Bürgergeldempfänger zu sieben Monaten auf Bewährung verurteilt. Ein 43-jähriger Deutscher wurde wegen Betrugs verurteilt, nachdem er Leistungen vom Jobcenter bezog und gleichzeitig als Subunternehmer arbeitete.

Auf einem Veranstaltungsgelände traf der Zoll bei einer Prüfung einen Mann an, der unrechtmäßig Sozialleistungen bezog - dieser wurde wegen gewerbsmäßigen Betrugs verurteilt. (Symbolbild)
Foto: Presseportal.de

Münster (ost)

Das Amtsgericht Warendorf hat einen 43-jährigen Deutschen wegen Betrugs zu einer siebenmonatigen Bewährungsstrafe verurteilt.

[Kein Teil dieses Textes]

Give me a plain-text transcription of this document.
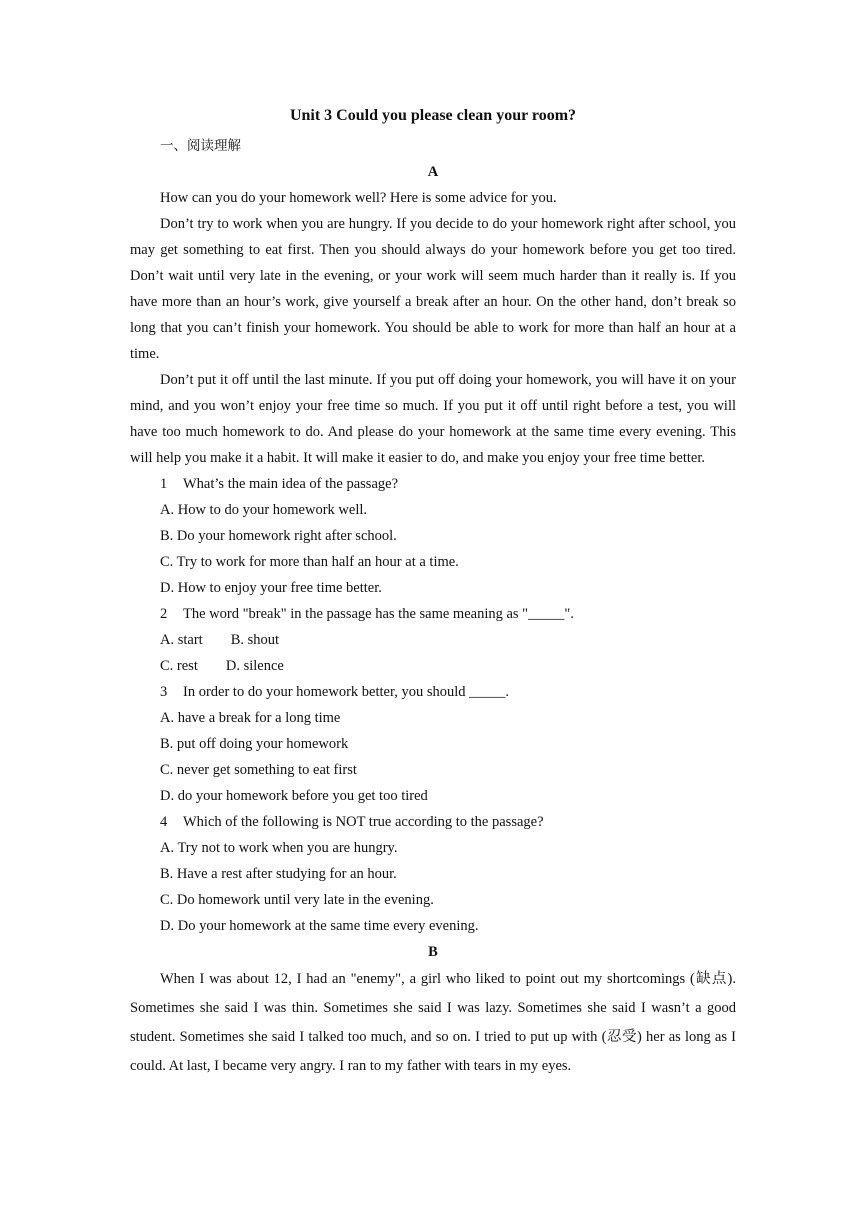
Unit 3 Could you please clean your room?

一、阅读理解

A

How can you do your homework well? Here is some advice for you.

Don’t try to work when you are hungry. If you decide to do your homework right after school, you may get something to eat first. Then you should always do your homework before you get too tired. Don’t wait until very late in the evening, or your work will seem much harder than it really is. If you have more than an hour’s work, give yourself a break after an hour. On the other hand, don’t break so long that you can’t finish your homework. You should be able to work for more than half an hour at a time.

Don’t put it off until the last minute. If you put off doing your homework, you will have it on your mind, and you won’t enjoy your free time so much. If you put it off until right before a test, you will have too much homework to do. And please do your homework at the same time every evening. This will help you make it a habit. It will make it easier to do, and make you enjoy your free time better.

1 What’s the main idea of the passage?

A. How to do your homework well.

B. Do your homework right after school.

C. Try to work for more than half an hour at a time.

D. How to enjoy your free time better.

2 The word "break" in the passage has the same meaning as "_____".

A. start B. shout

C. rest D. silence

3 In order to do your homework better, you should _____.

A. have a break for a long time

B. put off doing your homework

C. never get something to eat first

D. do your homework before you get too tired

4 Which of the following is NOT true according to the passage?

A. Try not to work when you are hungry.

B. Have a rest after studying for an hour.

C. Do homework until very late in the evening.

D. Do your homework at the same time every evening.

B

When I was about 12, I had an "enemy", a girl who liked to point out my shortcomings (缺点). Sometimes she said I was thin. Sometimes she said I was lazy. Sometimes she said I wasn’t a good student. Sometimes she said I talked too much, and so on. I tried to put up with (忍受) her as long as I could. At last, I became very angry. I ran to my father with tears in my eyes.
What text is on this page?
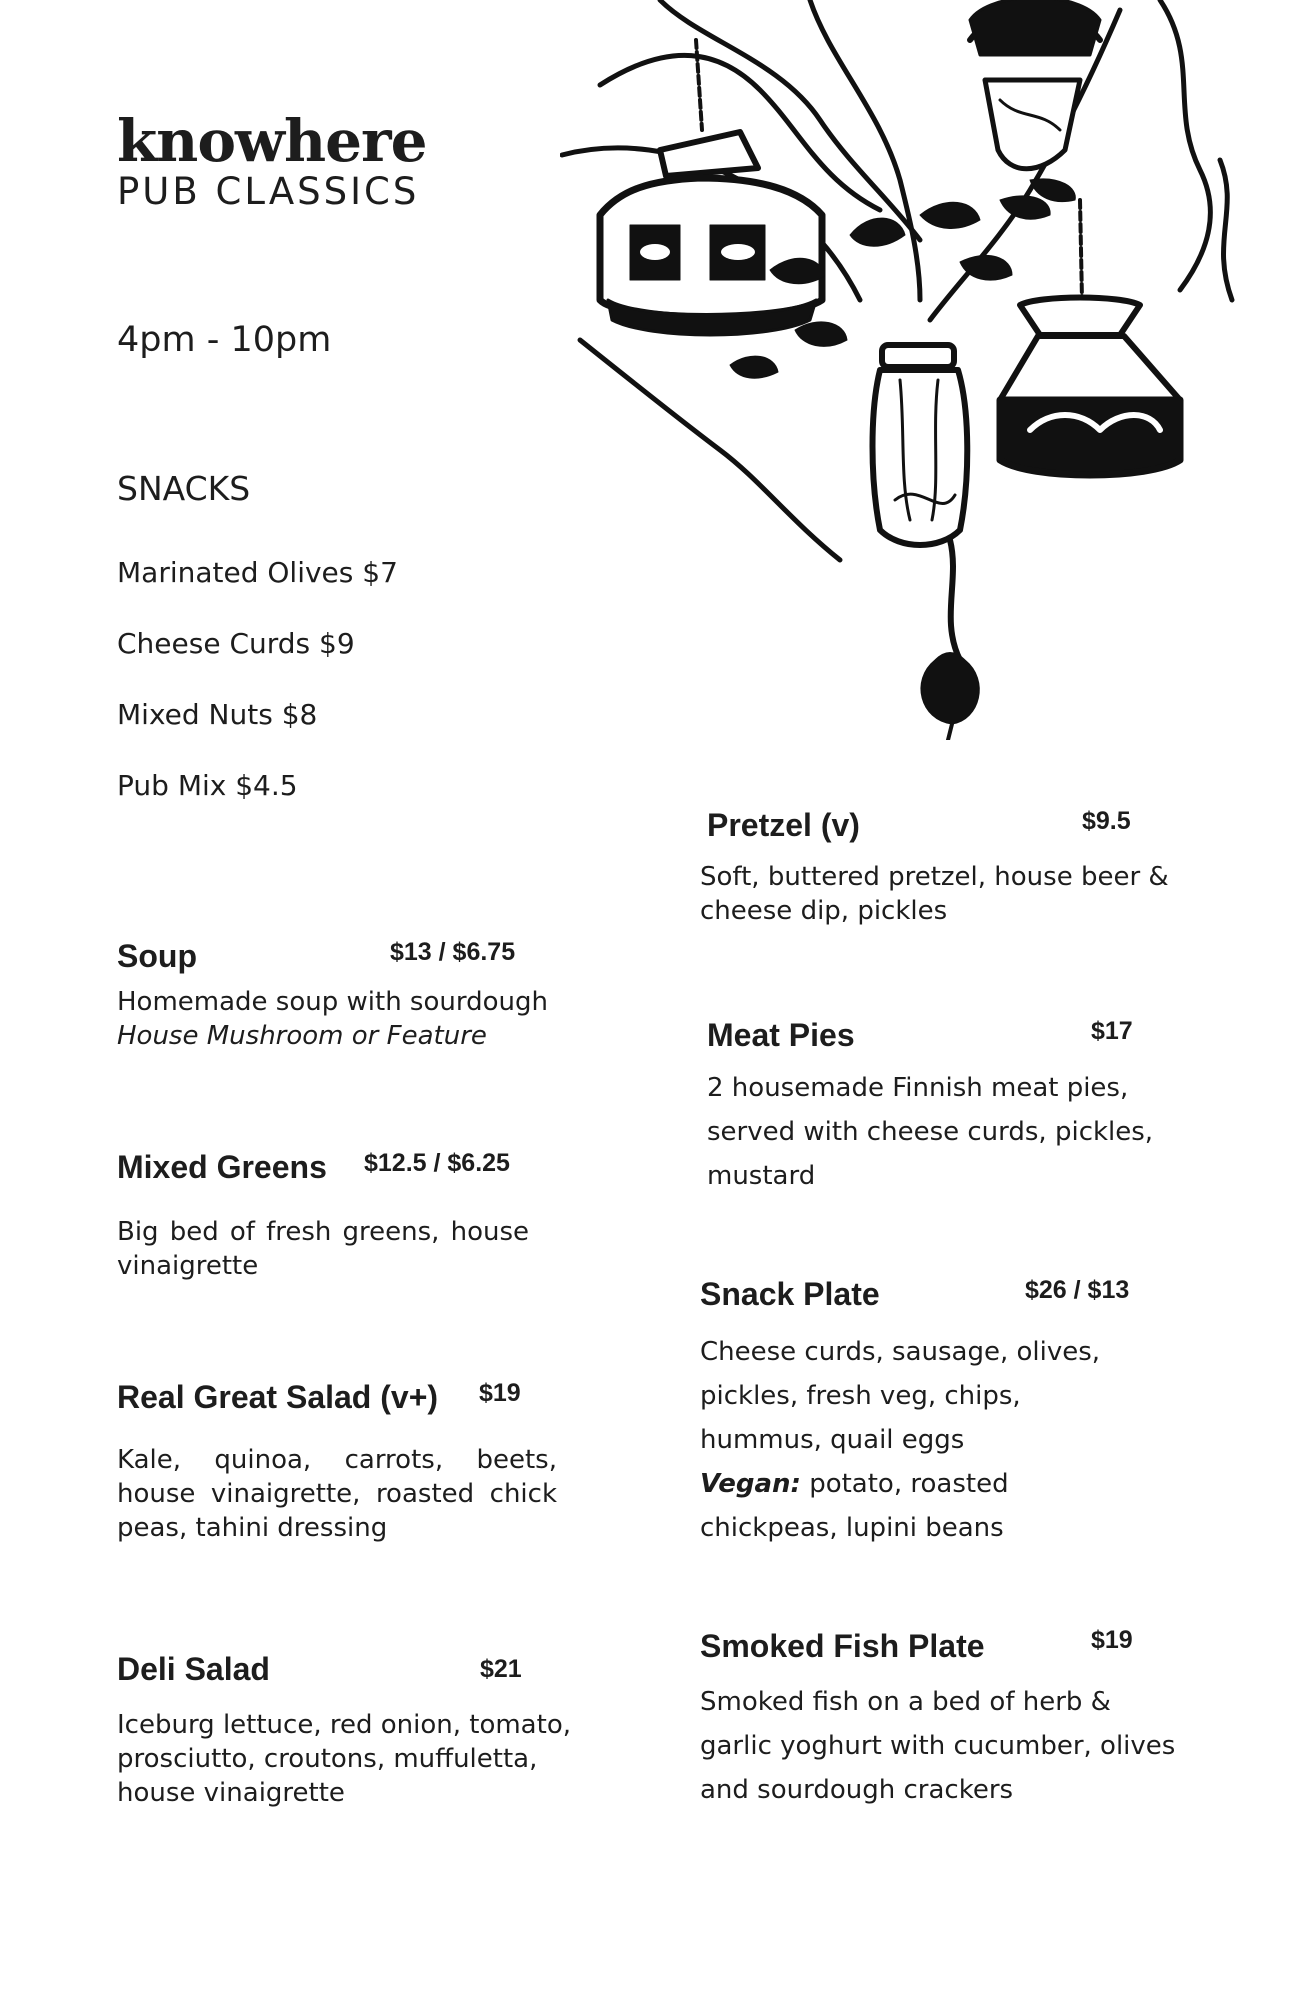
knowhere
PUB CLASSICS
4pm - 10pm
SNACKS
Marinated Olives $7
Cheese Curds $9
Mixed Nuts $8
Pub Mix $4.5
Soup	$13 / $6.75
Homemade soup with sourdough
House Mushroom or Feature
Mixed Greens $12.5 / $6.25
Big bed of fresh greens, house vinaigrette
Real Great Salad (v+) $19
Kale, quinoa, carrots, beets, house vinaigrette, roasted chick peas, tahini dressing
Deli Salad	$21
Iceburg lettuce, red onion, tomato, prosciutto, croutons, muffuletta, house vinaigrette
Pretzel (v)	$9.5
Soft, buttered pretzel, house beer & cheese dip, pickles
Meat Pies	$17
2 housemade Finnish meat pies, served with cheese curds, pickles, mustard
Snack Plate	$26 / $13
Cheese curds, sausage, olives, pickles, fresh veg, chips, hummus, quail eggs
Vegan: potato, roasted chickpeas, lupini beans
Smoked Fish Plate	$19
Smoked fish on a bed of herb & garlic yoghurt with cucumber, olives and sourdough crackers
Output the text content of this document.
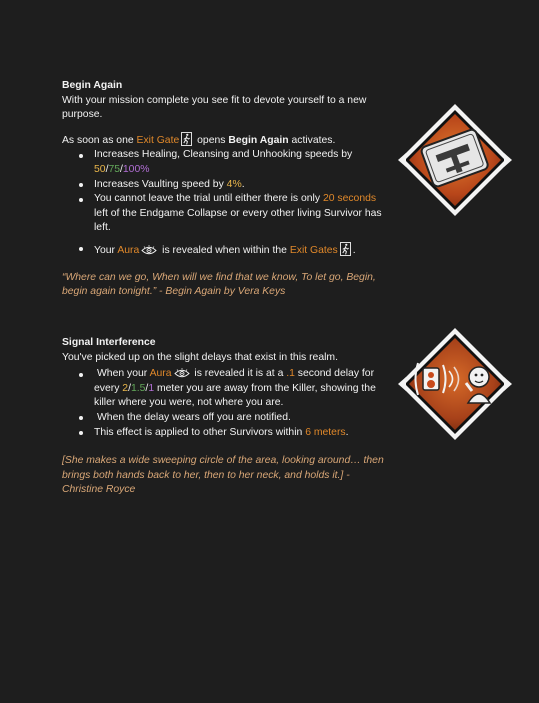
Begin Again
With your mission complete you see fit to devote yourself to a new purpose.
As soon as one Exit Gate opens Begin Again activates.
Increases Healing, Cleansing and Unhooking speeds by 50/75/100%
Increases Vaulting speed by 4%.
You cannot leave the trial until either there is only 20 seconds left of the Endgame Collapse or every other living Survivor has left.
Your Aura is revealed when within the Exit Gates .
“Where can we go, When will we find that we know, To let go, Begin, begin again tonight.” - Begin Again by Vera Keys
Signal Interference
You've picked up on the slight delays that exist in this realm.
When your Aura is revealed it is at a .1 second delay for every 2/1.5/1 meter you are away from the Killer, showing the killer where you were, not where you are.
When the delay wears off you are notified.
This effect is applied to other Survivors within 6 meters.
[She makes a wide sweeping circle of the area, looking around… then brings both hands back to her, then to her neck, and holds it.] - Christine Royce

Der Mann hatte eine selbstständige Tätigkeit ausgeübt und gleichzeitig Leistungen vom Jobcenter erhalten.

Die Finanzkontrolle Schwarzarbeit des Hauptzollamts Münster entdeckte den Leistungsbetrug. Der Mann wurde als Subunternehmer einer Sicherheitsfirma auf einem Veranstaltungsgelände erwischt. Er hatte diese Tätigkeit dem Jobcenter und dem Gewerbeamt verschwiegen, was zu einem Schaden von über 3.500 Euro führte.

Aufgrund dieser Beweise wurde der Mann des gewerbsmäßigen Betrugs schuldig gesprochen und entsprechend verurteilt.